MARY POPPINS RETURNS (2018)

Though little remembered, Disney made a followup (if no sequel) to MARY POPPINS (same writers, songsters, producer, director, leading man) in BEDKNOBS AND BROOMSTICKS/’71. A major flop from the early ‘post-Walt’ period at the studio, it was re-released to little effect in various shortened edits. (Ironically, here, just as in BEDKNOBS, Angela Lansbury takes over a role planned for original Poppins Julie Andrews.) This new film, an uninspired ‘further adventures of . . . ’ is more disappointment than major flop, so careful not to put a foot wrong it never puts it right. The look & tone is dingy & depressed (it’s the Depression Era, get it?) with hideous green costumes on everyone. The very air inside the Banks’ home dank & green. Happily, amid all the gloom, a nice hand-drawn animated sequence, not in the style of the original POPPINS pic (an unhappy moment in Disney animation history), but more in line with the look of LADY AND THE TRAMP. Nice. But little else measures up to the older film.* Certainly not its song score (unmemorable) or story arc (will the Banks’ home be repossessed?). It’s a wash between Ed Wynn’s pointless ‘Laugh’ number in POPPINS and Meryl Streep’s pointless upside-down routine here. But didn’t anyone notice that the twist ending reverses the moral of the first film? So much for giving the old Bird Lady a tuppence! Then again, it’s just right for modern corporate Disney Inc. Perfect for Baby Boomer fans of the original who grew up to be greedy bankers.

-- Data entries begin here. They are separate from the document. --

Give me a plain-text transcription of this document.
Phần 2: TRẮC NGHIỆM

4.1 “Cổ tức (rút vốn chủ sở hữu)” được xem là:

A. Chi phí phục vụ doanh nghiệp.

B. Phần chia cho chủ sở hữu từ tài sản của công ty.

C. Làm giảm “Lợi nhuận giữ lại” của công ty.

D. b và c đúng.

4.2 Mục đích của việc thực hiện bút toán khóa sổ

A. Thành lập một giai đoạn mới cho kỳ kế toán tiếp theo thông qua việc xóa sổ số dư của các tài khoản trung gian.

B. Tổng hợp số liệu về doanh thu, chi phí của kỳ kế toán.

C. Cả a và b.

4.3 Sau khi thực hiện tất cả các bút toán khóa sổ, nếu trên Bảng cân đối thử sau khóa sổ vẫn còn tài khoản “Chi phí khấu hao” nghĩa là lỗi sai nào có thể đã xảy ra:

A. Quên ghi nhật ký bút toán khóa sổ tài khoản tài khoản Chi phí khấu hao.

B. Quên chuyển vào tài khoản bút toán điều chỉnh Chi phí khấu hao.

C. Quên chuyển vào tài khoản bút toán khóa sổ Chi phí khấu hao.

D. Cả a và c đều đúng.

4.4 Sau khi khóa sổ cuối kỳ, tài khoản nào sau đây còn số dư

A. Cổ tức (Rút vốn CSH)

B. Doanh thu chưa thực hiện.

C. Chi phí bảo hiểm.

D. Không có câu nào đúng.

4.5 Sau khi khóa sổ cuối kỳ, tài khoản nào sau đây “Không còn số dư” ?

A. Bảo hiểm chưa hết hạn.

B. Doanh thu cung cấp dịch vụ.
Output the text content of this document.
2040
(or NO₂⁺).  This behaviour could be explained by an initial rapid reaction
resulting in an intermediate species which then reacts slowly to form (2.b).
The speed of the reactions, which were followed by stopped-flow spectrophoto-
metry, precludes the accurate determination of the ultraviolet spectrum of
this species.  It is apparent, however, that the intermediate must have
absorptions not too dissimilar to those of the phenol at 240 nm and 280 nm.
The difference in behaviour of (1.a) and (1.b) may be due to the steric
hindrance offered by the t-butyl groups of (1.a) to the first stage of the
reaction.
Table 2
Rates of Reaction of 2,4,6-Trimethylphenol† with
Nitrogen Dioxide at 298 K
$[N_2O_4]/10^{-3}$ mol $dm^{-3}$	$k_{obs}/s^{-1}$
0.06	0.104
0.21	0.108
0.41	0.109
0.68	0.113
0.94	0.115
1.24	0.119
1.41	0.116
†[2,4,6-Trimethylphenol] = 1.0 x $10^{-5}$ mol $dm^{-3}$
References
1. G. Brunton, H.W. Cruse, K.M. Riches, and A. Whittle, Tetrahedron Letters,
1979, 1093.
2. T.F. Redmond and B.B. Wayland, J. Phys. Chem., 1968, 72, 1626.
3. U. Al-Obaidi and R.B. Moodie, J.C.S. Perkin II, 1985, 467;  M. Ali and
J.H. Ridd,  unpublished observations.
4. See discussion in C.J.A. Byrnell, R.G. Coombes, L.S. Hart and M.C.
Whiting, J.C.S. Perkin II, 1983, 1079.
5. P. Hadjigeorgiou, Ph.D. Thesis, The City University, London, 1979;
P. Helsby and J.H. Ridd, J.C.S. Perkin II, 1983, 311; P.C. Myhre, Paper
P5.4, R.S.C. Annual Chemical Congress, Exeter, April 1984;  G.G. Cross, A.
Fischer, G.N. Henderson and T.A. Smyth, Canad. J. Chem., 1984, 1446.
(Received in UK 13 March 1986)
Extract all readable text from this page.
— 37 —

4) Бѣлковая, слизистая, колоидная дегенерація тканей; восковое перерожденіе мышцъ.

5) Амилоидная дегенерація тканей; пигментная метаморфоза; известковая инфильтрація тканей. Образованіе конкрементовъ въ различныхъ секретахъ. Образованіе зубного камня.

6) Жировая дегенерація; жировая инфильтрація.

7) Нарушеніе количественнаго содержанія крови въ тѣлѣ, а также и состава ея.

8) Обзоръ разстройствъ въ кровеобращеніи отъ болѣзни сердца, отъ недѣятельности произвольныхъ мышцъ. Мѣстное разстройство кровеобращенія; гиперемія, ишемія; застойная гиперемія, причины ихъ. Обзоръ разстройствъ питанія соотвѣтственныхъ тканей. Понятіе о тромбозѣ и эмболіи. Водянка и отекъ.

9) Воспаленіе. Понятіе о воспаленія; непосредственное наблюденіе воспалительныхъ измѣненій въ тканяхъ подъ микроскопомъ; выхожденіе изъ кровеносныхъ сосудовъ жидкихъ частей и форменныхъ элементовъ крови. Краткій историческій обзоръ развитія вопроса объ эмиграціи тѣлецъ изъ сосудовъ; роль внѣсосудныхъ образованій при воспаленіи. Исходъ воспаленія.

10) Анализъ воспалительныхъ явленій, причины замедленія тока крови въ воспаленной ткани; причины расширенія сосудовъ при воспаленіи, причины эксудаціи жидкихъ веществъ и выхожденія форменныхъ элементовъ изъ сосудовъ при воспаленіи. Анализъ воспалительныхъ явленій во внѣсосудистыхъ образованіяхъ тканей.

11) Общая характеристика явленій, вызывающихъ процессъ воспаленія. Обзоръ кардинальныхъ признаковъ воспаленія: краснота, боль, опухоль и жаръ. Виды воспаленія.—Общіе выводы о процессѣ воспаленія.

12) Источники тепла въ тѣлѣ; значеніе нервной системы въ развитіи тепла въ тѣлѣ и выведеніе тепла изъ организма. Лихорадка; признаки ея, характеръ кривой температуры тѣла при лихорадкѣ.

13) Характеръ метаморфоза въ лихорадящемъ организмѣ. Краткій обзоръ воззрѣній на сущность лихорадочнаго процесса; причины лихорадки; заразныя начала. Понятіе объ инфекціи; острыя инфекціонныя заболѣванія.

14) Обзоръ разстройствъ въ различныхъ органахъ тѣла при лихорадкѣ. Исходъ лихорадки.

SCREWY THOUGHT OF THE DAY: *Briefly: Emily Blunt’s Poppins very blunt. Lin-Manuel Miranda’s Cockney accent less distracting than Dick Van Dyke’s. (Though Van Dyke’s surprise cameo here a rare moment of musical comedy magic.) Ben Whishaw, our grown-up Michael Banks, now a pint-sized Jeremy Irons . . . and wearing Irons’ mustache!

ATTENTION MUST BE PAID: In a first, there are two (count ‘em 2!) trailers for the same film (TOY STORY 4) on this DVD.

DOUBLE-BILL: The first MARY POPPINS/’64, if never quite living up to Julie Andrews’ classic portrayal, gets past obvious shortcomings & longueurs with its memorably cheerful score & unique painterly look. (That final kite sequence pure Henri Rousseau - courtesy of Andrews’ then husband design consultant Tony Walton?)